Chinguetti, MAURITANIA
É realmente difícil competir com um feed de notícias, com um iPad, com um email, com novas mensagens ou joguinhos no telemóvel.
De vez em quando, vem-me um sentimento ingrato e infantil de precisar de atenção, se à minha volta está tudo mergulhado no écran. E parte disso, é apenas infantil, défice puro de colo, uma espécie de ciúmes de um irmão mais novo.
Mas parte não é. Parte é uma sensibilidade mais madura de que é preciso alguma consciência social e afetiva que nos meça se o estímulo tecnológico não nos está a afastar. Se uma tarde de domingo em que acordamos cedo e estamos refastelados na preguiça de apenas estar, tem mesmo que seguir o vício de sempre do ipad na mão, desses écrans que nos perseguem sem misericórdia.
Há dias em que desejava voltar ao passado. Ao tempo em que tocávamos às campainhas uns dos outros a perguntar que estava o João em casa. Em que passávamos horas ao telefone, numa posição incómoda a lutar contra o limite do fio. Dedicados. Exclusivamente dedicados. Em silêncio, também. Essencialmente: lá!
Compreendo o mundo incrível dos pixeis e dos conteúdos infinitos, alguns deles mesmo muito muito interessantes, embora no meio de montão gigante de lixo sem valor. Compreendo que uma criança de ano e meio seja profundamente magnetizada por estes écrans coloridos e extasiantes, com bonecos cativantes, musiquetas de ruca que ficam no ouvido, imagens que reagem quando são tocadas. Irresistíveis.
E, se não os queremos viciados nisso, que exemplo estaremos a dar?
Antes queixava-me da televisão. Hoje já penso que, pelo menos, aí há a promessa de partilha: o mesmo écran para todos...

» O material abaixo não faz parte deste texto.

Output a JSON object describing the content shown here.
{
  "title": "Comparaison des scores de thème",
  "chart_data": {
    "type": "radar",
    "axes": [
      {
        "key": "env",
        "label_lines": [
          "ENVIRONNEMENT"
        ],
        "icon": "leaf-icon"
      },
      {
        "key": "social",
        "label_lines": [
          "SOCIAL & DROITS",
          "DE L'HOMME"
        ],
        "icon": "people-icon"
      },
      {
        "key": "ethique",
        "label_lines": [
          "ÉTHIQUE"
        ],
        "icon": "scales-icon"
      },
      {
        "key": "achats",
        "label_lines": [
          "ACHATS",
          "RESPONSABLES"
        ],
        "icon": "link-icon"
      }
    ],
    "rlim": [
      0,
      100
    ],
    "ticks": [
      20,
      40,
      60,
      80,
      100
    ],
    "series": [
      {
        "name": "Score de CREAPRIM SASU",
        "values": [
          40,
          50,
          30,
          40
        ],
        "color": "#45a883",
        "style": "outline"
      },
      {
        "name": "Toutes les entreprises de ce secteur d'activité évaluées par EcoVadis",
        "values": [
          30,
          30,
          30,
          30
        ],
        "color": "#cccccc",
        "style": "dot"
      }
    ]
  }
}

Compreendo que no metro, no café à espera, sempre dá jeito essa companhia virtual. Entretem, ocupa, anima, ensina, atualiza. Até compreendo que, com tão pouco tempo para socializar, pelo menos por ali sempre se acompanha a novela da vida de cada um, sem ficarmos excluídos quando nos raros jantares de grupo se ouvem comentários aos feitos facebuqueáveis uns dos outros.

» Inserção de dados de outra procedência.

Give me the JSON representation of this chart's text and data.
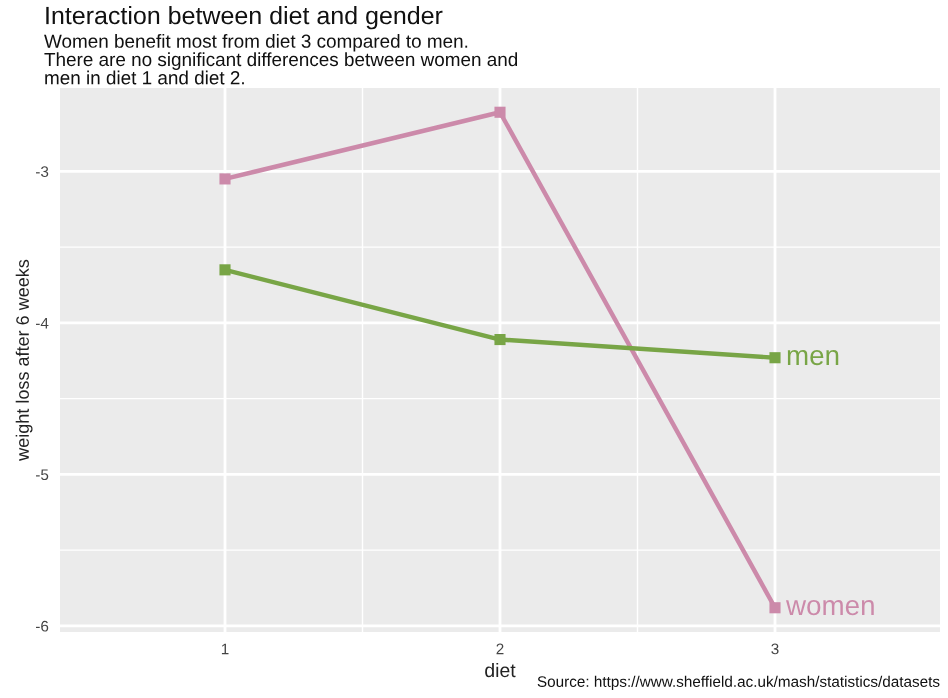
{
  "chart_data": {
    "type": "line",
    "title": "Interaction between diet and gender",
    "subtitle": "Women benefit most from diet 3 compared to men.\nThere are no significant differences between women and\nmen in diet 1 and diet 2.",
    "xlabel": "diet",
    "ylabel": "weight loss after 6 weeks",
    "x": [
      1,
      2,
      3
    ],
    "series": [
      {
        "name": "women",
        "color": "#cc8aaa",
        "values": [
          -3.05,
          -2.61,
          -5.88
        ]
      },
      {
        "name": "men",
        "color": "#78a546",
        "values": [
          -3.65,
          -4.11,
          -4.23
        ]
      }
    ],
    "xlim": [
      0.4,
      3.6
    ],
    "xticks": [
      1,
      2,
      3
    ],
    "ylim": [
      -6.04,
      -2.45
    ],
    "yticks": [
      -6,
      -5,
      -4,
      -3
    ],
    "grid": true,
    "marker": "square",
    "line_style": "solid",
    "legend": false,
    "annotations": [
      "Source: https://www.sheffield.ac.uk/mash/statistics/datasets"
    ]
  }
}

Mas não façamos destes úteis brinquedos barreiras invisíveis contra a ligação, o estar, a afinidade, a afetividade. Não gastemos todos os gestos nesse écran tátil. Esses toques subtis fazem-nos falta no corpo do outro, para criar ligação. Quando o primeiro gesto, rotineiro, habitual, automático, é verificar mensagens, é avaliar mais novidades no feed, é antes de tudo o resto mergulhar solitariamente num qualquer écran, é pouco expectável que consigamos fortalecer relações. É pouco expectável comunicar disponibilidade. Torna-se pouco convidativo a uma conversa espontânea, a um mimo não previsto, a uma sintonia de estados. Por cada um estar no seu.